Legislator Jakarta Minta Evaluasi TPS Liar Pasca Kebakaran
Anggota DPRD DKI Jakarta, Nabilah Aboebakar Alhabsyi, angkat bicara terkait kebakaran tumpukan sampah yang menelan korban jiwa petugas pemadam. Menurutnya, insiden tersebut menjadi alarm bahwa masalah sampah di Jakarta bukan lagi sekadar masalah kebersihan biasa, melainkan merambah ke persoalan keselamatan publik.
Nabilah menilai keberadaan TPS liar di berbagai lokasi menunjukkan pengawasan yang lemah dan sistem pengelolaan sampah yang belum optimal. Hal ini tidak hanya mencemari lingkungan, namun juga meningkatkan risiko kebakaran dan ancaman terhadap keselamatan masyarakat.
Momentum Evaluasi Serius
Menurut Nabilah, penanganan TPS liar tidak cukup dilakukan dengan pembersihan berskala kecil. Pemerintah perlu memperkuat regulasi, penindakan, dan pengawasan terhadap lokasi yang berulang kali digunakan sebagai tempat pembuangan sampah ilegal.
Lebih lanjut, Nabilah mendorong setiap kecamatan untuk memiliki sistem deteksi dini TPS liar dan melakukan edukasi kepada masyarakat mengenai pengelolaan sampah yang benar.
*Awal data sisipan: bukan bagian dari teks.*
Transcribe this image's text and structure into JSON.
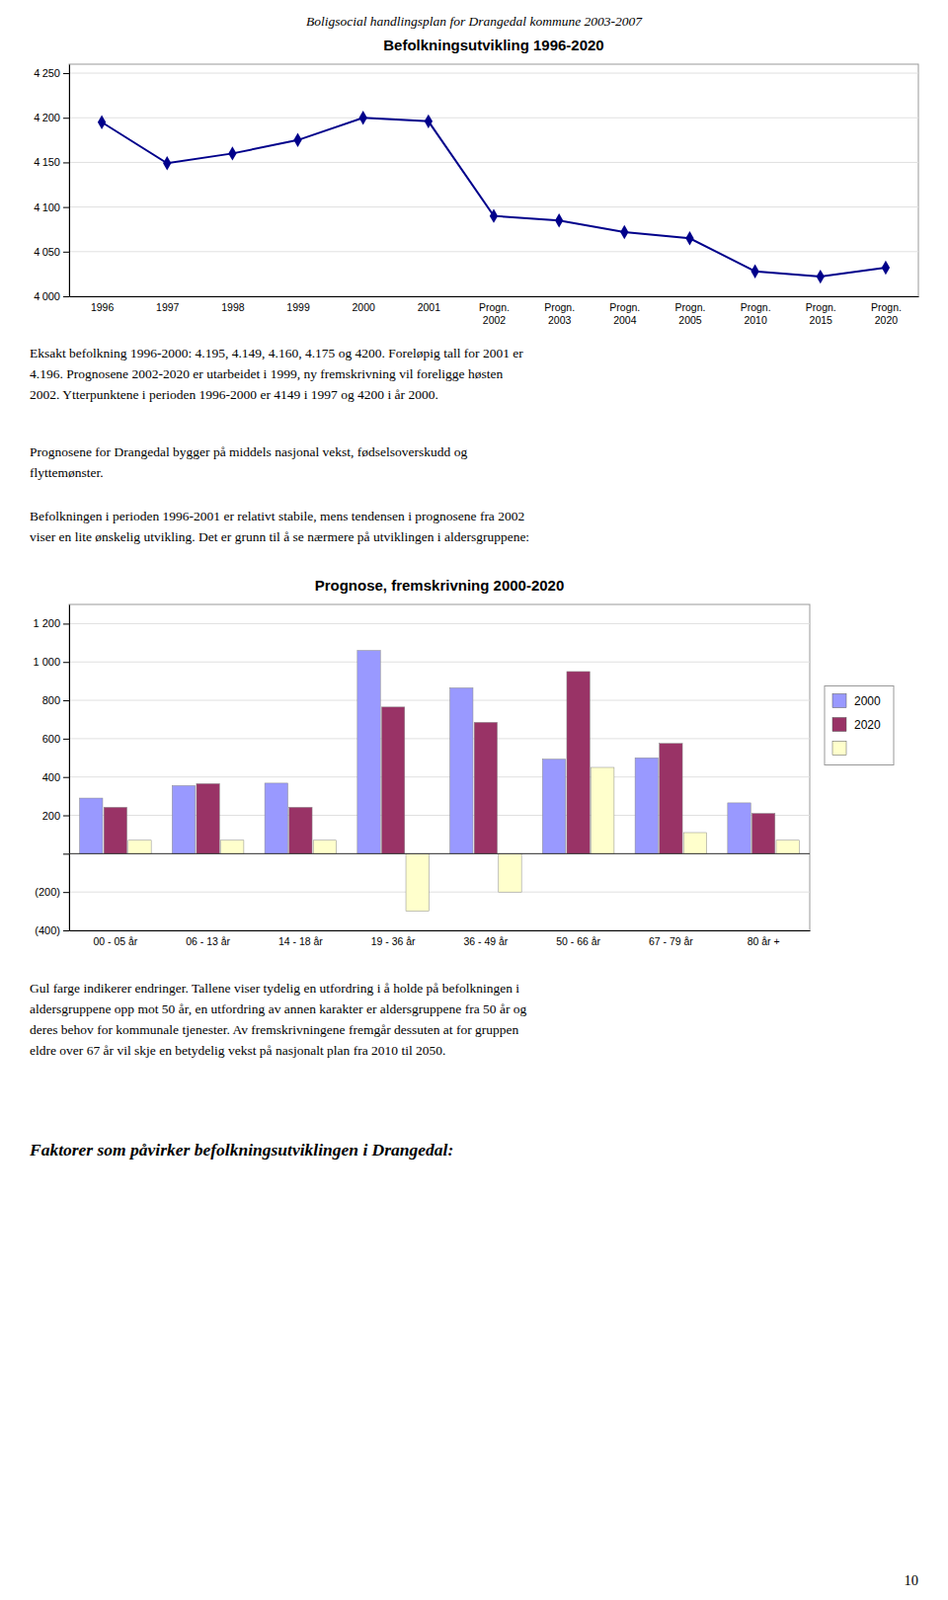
{
  "page_title": "Boligsocial handlingsplan for Drangedal kommune 2003-2007",
  "paragraphs": [
    "Eksakt befolkning 1996-2000: 4.195, 4.149, 4.160, 4.175 og 4200. Foreløpig tall for 2001 er\n4.196. Prognosene 2002-2020 er utarbeidet i 1999, ny fremskrivning vil foreligge høsten\n2002. Ytterpunktene i perioden 1996-2000 er 4149 i 1997 og 4200 i år 2000.",
    "Prognosene for Drangedal bygger på middels nasjonal vekst, fødselsoverskudd og\nflyttemønster.",
    "Befolkningen i perioden 1996-2001 er relativt stabile, mens tendensen i prognosene fra 2002\nviser en lite ønskelig utvikling. Det er grunn til å se nærmere på utviklingen i aldersgruppene:",
    "Gul farge indikerer endringer. Tallene viser tydelig en utfordring i å holde på befolkningen i\naldersgruppene opp mot 50 år, en utfordring av annen karakter er aldersgruppene fra 50 år og\nderes behov for kommunale tjenester. Av fremskrivningene fremgår dessuten at for gruppen\neldre over 67 år vil skje en betydelig vekst på nasjonalt plan fra 2010 til 2050."
  ],
  "heading": "Faktorer som påvirker befolkningsutviklingen i Drangedal:",
  "page_number": "10",
  "chart_data": [
    {
      "type": "line",
      "title": "Befolkningsutvikling 1996-2020",
      "categories": [
        "1996",
        "1997",
        "1998",
        "1999",
        "2000",
        "2001",
        "Progn.\n2002",
        "Progn.\n2003",
        "Progn.\n2004",
        "Progn.\n2005",
        "Progn.\n2010",
        "Progn.\n2015",
        "Progn.\n2020"
      ],
      "values": [
        4195,
        4149,
        4160,
        4175,
        4200,
        4196,
        4090,
        4085,
        4072,
        4065,
        4028,
        4022,
        4032
      ],
      "color": "#00008B",
      "marker": "diamond",
      "ylim": [
        4000,
        4260
      ],
      "yticks": [
        {
          "value": 4000,
          "label": "4 000"
        },
        {
          "value": 4050,
          "label": "4 050"
        },
        {
          "value": 4100,
          "label": "4 100"
        },
        {
          "value": 4150,
          "label": "4 150"
        },
        {
          "value": 4200,
          "label": "4 200"
        },
        {
          "value": 4250,
          "label": "4 250"
        }
      ],
      "grid": true
    },
    {
      "type": "bar",
      "title": "Prognose, fremskrivning 2000-2020",
      "categories": [
        "00 - 05 år",
        "06 - 13 år",
        "14 - 18 år",
        "19 - 36 år",
        "36 - 49 år",
        "50 - 66 år",
        "67 - 79 år",
        "80 år +"
      ],
      "series": [
        {
          "name": "2000",
          "color": "#9999FF",
          "values": [
            290,
            355,
            368,
            1060,
            865,
            493,
            500,
            265
          ]
        },
        {
          "name": "2020",
          "color": "#993366",
          "values": [
            242,
            365,
            242,
            765,
            685,
            950,
            575,
            210
          ]
        },
        {
          "color": "#FFFFCC",
          "values": [
            70,
            70,
            70,
            -300,
            -200,
            450,
            110,
            70
          ]
        }
      ],
      "ylim": [
        -400,
        1300
      ],
      "yticks": [
        {
          "value": -400,
          "label": "(400)"
        },
        {
          "value": -200,
          "label": "(200)"
        },
        {
          "value": 0,
          "label": null
        },
        200,
        400,
        600,
        800,
        {
          "value": 1000,
          "label": "1 000"
        },
        {
          "value": 1200,
          "label": "1 200"
        }
      ],
      "grid": true,
      "legend": "right"
    }
  ]
}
Penanganan sampah harus dimulai dari hilir, diperkuat di tingkat wilayah, dan ditegakkan dengan aturan yang konsisten.
Perlindungan Petugas
Nabilah juga menyoroti perlindungan terhadap petugas pemadam kebakaran dan kebersihan. Mereka perlu dilengkapi dengan peralatan, standar operasional, dan mitigasi risiko yang memadai. Negara harus terlihat melalui penguatan regulasi, pengawasan ketat, serta sistem pengelolaan sampah yang bisa melindungi masyarakat dan para petugas di lapangan.
Bagi Nabilah, Jakarta tidak akan menjadi kota global yang sukses jika persoalan dasar seperti TPS liar dan tata kelola sampah masih menimbulkan korban. Keselamatan warga harus menjadi tolok ukur utama keberhasilan pengelolaan lingkungan, bukan hanya sebatas pengurangan volume sampah yang diangkut.